On December 31, 2015, the California Supreme Court ruled unanimously that California was not barred from disabling the corporate income tax apportionment election contained in Article III of the Multistate Tax Compact and mandating that all taxpayers apportion their income to California by double-weighing the sales factor.
California enacted the Uniform Division of Income for Tax Purposes Act (UDITPA) in 1966. Pursuant to UDITPA, California taxpayers were required to use an equally weighted three factor formula (property, payroll and sales) to apportion their income. In 1974, California joined the Multistate Tax Compact. Article III of the Compact provided an election for taxpayers to apportion their income using either the UDITPA formula or any other apportionment formula allowed by state law. At the time, the election was superfluous because the only apportionment formula in California was the UDITPA formula.

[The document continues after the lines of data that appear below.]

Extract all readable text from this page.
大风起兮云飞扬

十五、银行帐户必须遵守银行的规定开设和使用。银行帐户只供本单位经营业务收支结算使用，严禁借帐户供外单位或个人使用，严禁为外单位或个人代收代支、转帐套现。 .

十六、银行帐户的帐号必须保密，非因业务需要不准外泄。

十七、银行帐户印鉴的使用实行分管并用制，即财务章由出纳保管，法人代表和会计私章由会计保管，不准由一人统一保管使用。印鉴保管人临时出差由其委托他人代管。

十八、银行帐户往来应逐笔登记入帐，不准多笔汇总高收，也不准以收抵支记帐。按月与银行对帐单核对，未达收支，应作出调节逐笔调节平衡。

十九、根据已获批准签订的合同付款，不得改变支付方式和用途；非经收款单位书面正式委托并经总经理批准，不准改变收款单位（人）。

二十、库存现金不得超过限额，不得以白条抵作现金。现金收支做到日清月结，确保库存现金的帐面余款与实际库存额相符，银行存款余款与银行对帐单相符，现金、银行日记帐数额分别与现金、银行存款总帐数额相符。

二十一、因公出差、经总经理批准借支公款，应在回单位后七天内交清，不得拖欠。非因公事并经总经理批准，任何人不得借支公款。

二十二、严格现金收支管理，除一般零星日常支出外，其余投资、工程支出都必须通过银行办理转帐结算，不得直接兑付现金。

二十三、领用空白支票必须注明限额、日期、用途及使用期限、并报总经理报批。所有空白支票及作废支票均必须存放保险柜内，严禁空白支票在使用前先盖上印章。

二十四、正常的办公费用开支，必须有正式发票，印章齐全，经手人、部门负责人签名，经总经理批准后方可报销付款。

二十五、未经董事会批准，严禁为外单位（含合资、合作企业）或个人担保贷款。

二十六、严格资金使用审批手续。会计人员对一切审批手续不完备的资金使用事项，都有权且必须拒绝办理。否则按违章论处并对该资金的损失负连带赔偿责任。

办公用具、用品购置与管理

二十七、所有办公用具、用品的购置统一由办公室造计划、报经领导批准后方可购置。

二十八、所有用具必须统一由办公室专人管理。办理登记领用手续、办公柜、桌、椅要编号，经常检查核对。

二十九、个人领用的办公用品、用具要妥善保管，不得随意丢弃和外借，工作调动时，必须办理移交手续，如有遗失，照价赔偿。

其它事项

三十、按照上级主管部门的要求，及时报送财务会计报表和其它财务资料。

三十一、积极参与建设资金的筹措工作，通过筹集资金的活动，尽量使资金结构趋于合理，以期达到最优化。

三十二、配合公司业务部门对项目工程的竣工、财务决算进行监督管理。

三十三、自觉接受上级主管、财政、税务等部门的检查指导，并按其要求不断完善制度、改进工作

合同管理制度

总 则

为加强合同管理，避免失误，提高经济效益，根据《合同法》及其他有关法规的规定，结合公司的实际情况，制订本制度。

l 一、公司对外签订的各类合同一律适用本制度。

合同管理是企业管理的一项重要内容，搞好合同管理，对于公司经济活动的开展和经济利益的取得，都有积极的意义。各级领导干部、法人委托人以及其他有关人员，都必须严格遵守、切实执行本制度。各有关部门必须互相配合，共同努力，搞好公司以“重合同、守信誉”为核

In 1993, the California legislature adopted an apportionment formula that double weights the sales factor (property, payroll, and sales times two). The legislature also provided that the double-weighted apportionment formula applied “notwithstanding” the UDITPA formula or the election, both of which remained in the statutes as part of the Compact.
Between 1993 and 2005, six corporate taxpayers apportioned their income using the double weighted apportionment formula. They then filed refund claims, asserting that they continued to have a right to elect to apportion their income using the UDITPA apportionment formula notwithstanding the 1993 legislation. The California Court of Appeal agreed, ruling that the Compact is a binding contractual obligation under the Contract Clause of the U.S. and California Constitutions and that the 1993 legislature had no authority to disable the election. The appellate court ruled that California must withdraw from the Compact entirely if it wished to adopt a mandatory apportionment formula other than UDITPA.
The California Supreme Court reversed the decision of the Court of Appeal. The Supreme Court ruled that the Multistate Tax Compact is not a binding contract. Rather, the court found that the Compact is an advisory compact because (1) the Commission is not a regulatory body with the power to regulate state taxation in the member states, (2) the Compact does not require its members to take any reciprocal action in order to carry out its purposes, and (3) each member is free to modify or repeal its laws unilaterally.
Recent opinions in other states—such as the Oregon Tax Court in HealthNet and the Minnesota Tax Court in Kimberly-Clark—reached similar conclusions as the California Supreme Court. Kimberly-Clark will be argued in the Minnesota Supreme Court on January 11th.